Peu à peu et sans que nous nous en appercevions, notre appartenance à l'univers et à l'humanité a été fragilisée par l'importance grandissante que nous avons accordé à la raison au cours des siècles derniers. Nous en sommes arrivés à exclure de l’humanité ceux de ses membres qui conservaient les liens les plus étroits avec l’univers, que ce soient l'africain ou la personne ayant une déficience intellectuelle. La vie s'est peu à peu retirée de nos maisons, et, avec elle, le sentiment d'appartenance.
La vie, dans tout ce qu'elle a de fécond, est donc la condition de l'appartenance. D'ailleurs seule une réalité vivante peut la susciter à nouveau car l'appartenance n'est autre qu'un lien vivant avec l’univers, avec l’humanité, avec sa patrie, sa communauté, sa maison, son environnement, sa culture.
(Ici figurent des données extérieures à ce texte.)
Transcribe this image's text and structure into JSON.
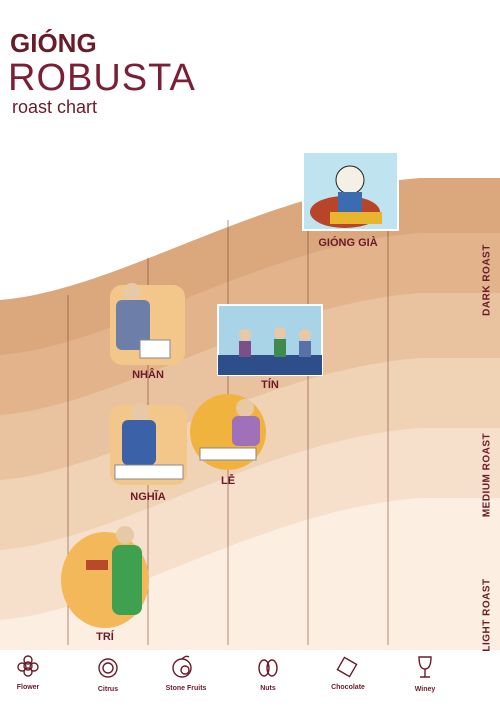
{
  "header": {
    "brand": "GIÓNG",
    "product": "ROBUSTA",
    "subtitle": "roast chart"
  },
  "roast_levels": [
    "DARK ROAST",
    "MEDIUM ROAST",
    "LIGHT ROAST"
  ],
  "flavors": [
    "Flower",
    "Citrus",
    "Stone Fruits",
    "Nuts",
    "Chocolate",
    "Winey"
  ],
  "coffees": [
    "GIÓNG GIÀ",
    "NHÂN",
    "TÍN",
    "NGHĨA",
    "LỄ",
    "TRÍ"
  ]
}
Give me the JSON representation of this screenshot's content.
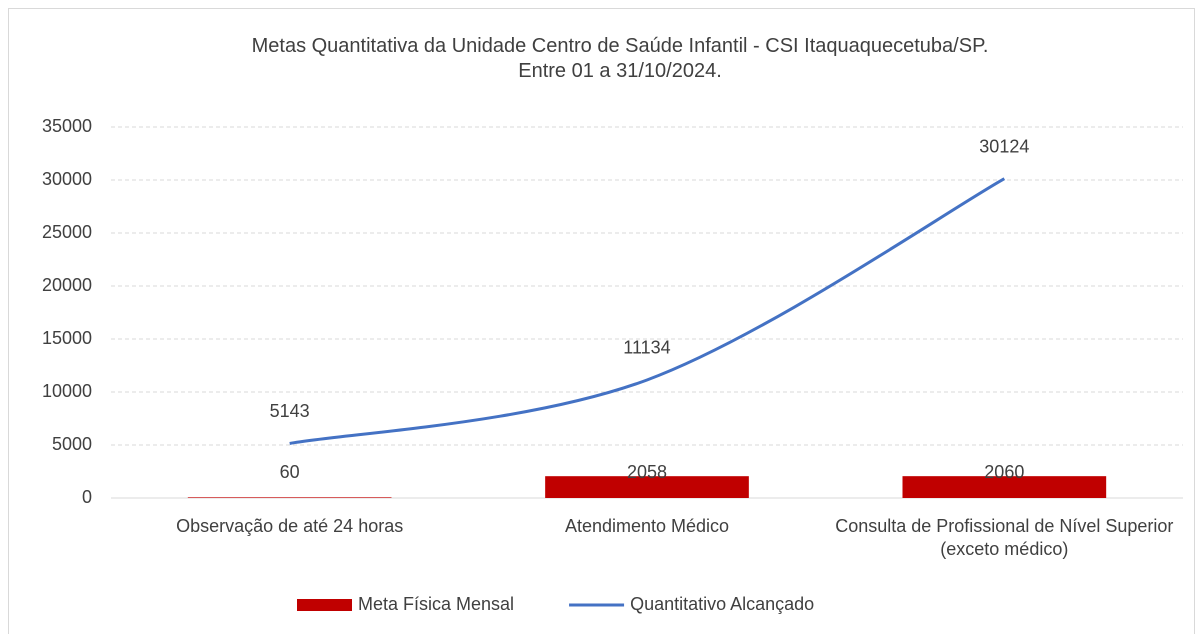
{
  "chart_data": {
    "type": "combo",
    "title": "Metas Quantitativa da Unidade Centro de Saúde Infantil - CSI Itaquaquecetuba/SP. Entre 01 a 31/10/2024.",
    "categories": [
      "Observação de até 24 horas",
      "Atendimento Médico",
      "Consulta de Profissional de Nível Superior (exceto médico)"
    ],
    "series": [
      {
        "name": "Meta Física Mensal",
        "type": "bar",
        "color": "#c00000",
        "values": [
          60,
          2058,
          2060
        ]
      },
      {
        "name": "Quantitativo Alcançado",
        "type": "line",
        "color": "#4472c4",
        "values": [
          5143,
          11134,
          30124
        ]
      }
    ],
    "ylim": [
      0,
      35000
    ],
    "yticks": [
      0,
      5000,
      10000,
      15000,
      20000,
      25000,
      30000,
      35000
    ],
    "grid": true,
    "legend": "bottom"
  }
}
Ce que dit Jean, Simone Weil le dit aussi mais plus explicitement. L’appartenance est un besoin fondamental de l’âme humaine en mal d'enracinement :
«L'Enracinement est peut-être le besoin le plus important et le plus méconnu de l'âme humaine. C'est un des plus difficiles à définir. Un être humain a une racine par sa participation réelle, active et naturelle à l'existence d'une collectivité qui conserve vivants certains trésors du passé et certains pressentiments d'avenir. Participation naturelle, c'est-à-dire amenée […] par le lieu, la naissance, la profession, l'entourage. Chaque être humain a besoin de recevoir la presque totalité de sa vie morale, intellectuelle, spirituelle par l'intermédiaire des milieux dont il fait naturellement partie.»
Comment susciter le sentiment d’appartenance dans un pays ou une communauté? On peut aussi poser la même question d’une autre manière : comment régénérer un organisme, une culture, en l’occurrence, dont la vie se retire?
Une chose est certaine, on ne doit pas s’attendre à ce que des citoyens insensibles à la vie de l’univers et de la nature puissent être en mesure de créer des œuvres d’art, des maisons et des villes vivantes, qui en retour seront sources de vie pour ses habitants.